In this case it is clear that the Legislature intended, by the restriction as to the time within which the plaintiff’s work must be completed, that it should have no rights in the streets of Oakland if it failed to exercise them within five years.. This intention was expressed in the most explicit terms, for, as we have seen, it declared that upon failure to comply with the provisions of the Act, “ then the franchise and privileges herein granted shall utterly cease and be forfeited.” Rot to give effect to this declaration would be to frustrate and defeat the legislative will.

It is also claimed for the plaintiff that the Act of March, 1870, did not authorize the City Council to make any grant to Tompkins and Murphy of the right to lay down a railroad track on Broadway, since that street was already partially occupied by the plaintiff. The proviso to section one of the Act, when taken in connection with the preceding portion of the'section, may not be altogether clear in its meaning; but we think the true construction of it is that when one railroad has been constructed in a street, and another company desires to use it jointly with its owners, it may be authorized to do so, upon the terms specified, for two blocks, but that it was not intended to be a limitation upon the power already given to grant an independent right.

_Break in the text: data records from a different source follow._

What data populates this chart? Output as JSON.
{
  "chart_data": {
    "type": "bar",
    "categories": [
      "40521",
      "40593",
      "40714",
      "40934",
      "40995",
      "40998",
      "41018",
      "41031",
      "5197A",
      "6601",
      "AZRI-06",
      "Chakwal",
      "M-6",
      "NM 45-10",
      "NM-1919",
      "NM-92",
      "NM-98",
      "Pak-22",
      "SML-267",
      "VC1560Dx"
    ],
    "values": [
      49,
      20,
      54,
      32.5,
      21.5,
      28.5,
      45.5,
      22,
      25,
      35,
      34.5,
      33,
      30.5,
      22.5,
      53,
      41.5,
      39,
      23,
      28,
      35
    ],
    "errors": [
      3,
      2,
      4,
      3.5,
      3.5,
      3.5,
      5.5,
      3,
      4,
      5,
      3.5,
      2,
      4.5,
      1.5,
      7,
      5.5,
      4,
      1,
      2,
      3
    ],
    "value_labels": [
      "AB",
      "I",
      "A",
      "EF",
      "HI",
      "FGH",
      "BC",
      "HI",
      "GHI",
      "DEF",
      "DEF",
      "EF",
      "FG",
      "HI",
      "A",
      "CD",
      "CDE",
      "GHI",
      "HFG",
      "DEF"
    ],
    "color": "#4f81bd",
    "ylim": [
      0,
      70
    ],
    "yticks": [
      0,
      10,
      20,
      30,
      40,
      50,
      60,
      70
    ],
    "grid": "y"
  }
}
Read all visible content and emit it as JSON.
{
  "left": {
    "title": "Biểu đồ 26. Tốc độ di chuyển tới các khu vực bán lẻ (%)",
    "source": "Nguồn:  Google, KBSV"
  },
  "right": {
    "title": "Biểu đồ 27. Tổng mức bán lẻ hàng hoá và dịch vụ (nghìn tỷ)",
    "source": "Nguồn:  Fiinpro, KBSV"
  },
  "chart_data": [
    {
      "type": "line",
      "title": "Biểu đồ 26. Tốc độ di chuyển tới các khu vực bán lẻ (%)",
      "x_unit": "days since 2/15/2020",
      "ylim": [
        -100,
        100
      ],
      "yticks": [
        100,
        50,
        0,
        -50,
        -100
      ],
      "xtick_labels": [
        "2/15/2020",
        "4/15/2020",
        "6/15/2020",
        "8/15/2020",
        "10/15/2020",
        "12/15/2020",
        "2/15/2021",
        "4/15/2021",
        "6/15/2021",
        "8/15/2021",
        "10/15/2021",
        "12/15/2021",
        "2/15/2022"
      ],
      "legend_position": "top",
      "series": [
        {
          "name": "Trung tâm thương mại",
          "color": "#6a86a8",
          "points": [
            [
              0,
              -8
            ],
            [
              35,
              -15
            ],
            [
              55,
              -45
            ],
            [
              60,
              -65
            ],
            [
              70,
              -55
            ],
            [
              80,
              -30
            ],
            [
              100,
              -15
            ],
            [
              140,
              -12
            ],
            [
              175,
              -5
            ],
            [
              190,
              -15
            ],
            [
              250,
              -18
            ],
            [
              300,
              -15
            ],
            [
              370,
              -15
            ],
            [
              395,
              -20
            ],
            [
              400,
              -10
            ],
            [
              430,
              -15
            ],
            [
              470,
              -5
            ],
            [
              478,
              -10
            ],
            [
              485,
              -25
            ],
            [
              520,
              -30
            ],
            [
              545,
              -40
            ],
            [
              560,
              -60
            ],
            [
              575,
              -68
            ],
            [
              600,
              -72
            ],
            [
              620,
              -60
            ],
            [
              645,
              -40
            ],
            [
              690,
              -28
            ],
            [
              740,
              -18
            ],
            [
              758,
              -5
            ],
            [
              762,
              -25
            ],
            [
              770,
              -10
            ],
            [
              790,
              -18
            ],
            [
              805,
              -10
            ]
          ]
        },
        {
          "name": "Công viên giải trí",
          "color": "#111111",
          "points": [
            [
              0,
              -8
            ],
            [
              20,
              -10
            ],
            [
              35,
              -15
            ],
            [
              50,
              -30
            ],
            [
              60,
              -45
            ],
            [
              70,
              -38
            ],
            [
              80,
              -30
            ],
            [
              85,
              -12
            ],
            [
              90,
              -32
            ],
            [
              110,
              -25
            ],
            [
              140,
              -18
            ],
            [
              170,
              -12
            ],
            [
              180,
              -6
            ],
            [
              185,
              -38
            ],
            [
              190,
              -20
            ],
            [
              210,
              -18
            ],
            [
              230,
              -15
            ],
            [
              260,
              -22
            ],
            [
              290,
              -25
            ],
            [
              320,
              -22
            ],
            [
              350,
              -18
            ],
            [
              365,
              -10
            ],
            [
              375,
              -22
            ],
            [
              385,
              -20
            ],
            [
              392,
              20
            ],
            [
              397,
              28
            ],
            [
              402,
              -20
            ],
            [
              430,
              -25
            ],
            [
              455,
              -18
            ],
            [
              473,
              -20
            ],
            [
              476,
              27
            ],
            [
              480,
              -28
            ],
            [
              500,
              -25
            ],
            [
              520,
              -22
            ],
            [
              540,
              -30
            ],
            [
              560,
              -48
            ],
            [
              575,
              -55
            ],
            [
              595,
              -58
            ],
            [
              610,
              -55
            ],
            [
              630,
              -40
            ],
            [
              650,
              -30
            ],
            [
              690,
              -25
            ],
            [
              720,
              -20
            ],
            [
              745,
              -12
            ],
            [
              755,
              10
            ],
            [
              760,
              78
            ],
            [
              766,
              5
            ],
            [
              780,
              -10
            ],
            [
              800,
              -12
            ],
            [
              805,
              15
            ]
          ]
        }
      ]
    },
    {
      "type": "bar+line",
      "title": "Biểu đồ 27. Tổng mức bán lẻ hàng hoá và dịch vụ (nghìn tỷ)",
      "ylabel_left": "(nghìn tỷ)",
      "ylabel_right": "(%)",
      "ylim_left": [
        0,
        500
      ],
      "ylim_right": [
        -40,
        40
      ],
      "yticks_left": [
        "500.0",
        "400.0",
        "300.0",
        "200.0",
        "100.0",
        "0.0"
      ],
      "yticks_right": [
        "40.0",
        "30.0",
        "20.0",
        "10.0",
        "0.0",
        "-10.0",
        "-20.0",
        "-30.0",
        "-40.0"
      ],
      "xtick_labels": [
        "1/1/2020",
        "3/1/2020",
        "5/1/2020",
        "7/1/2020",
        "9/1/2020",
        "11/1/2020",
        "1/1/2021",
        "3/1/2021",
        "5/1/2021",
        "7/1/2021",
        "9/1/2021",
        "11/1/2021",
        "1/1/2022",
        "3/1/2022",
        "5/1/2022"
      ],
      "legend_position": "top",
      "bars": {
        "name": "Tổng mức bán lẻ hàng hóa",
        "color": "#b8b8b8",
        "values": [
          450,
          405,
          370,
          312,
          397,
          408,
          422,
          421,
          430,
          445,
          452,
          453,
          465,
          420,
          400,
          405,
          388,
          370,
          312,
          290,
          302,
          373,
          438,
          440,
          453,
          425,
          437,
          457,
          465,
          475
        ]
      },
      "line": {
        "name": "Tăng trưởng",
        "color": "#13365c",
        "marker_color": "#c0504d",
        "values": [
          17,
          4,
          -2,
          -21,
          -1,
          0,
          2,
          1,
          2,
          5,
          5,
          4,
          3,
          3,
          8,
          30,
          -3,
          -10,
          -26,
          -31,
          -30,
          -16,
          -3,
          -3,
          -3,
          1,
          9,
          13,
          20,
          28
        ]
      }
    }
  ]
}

The last point made is, if the Council had authority to make the grant to Tompkins and Murphy, that they, having *379the right to lay down a track along Broadway, from the southerly end thereof to the northerly charter line of the city, could not assign to the defendant a part of that right, and thus divide their franchise. It may be that the franchise ought not to be divided; that the public would be better served if the road were continuous, under one management, from the southern to the northern end of the street; but if it be so, it is a matter which concerns the public, and not the plaintiff.

It follows that the Court did not err in refusing the injunction, and its order is affirmed.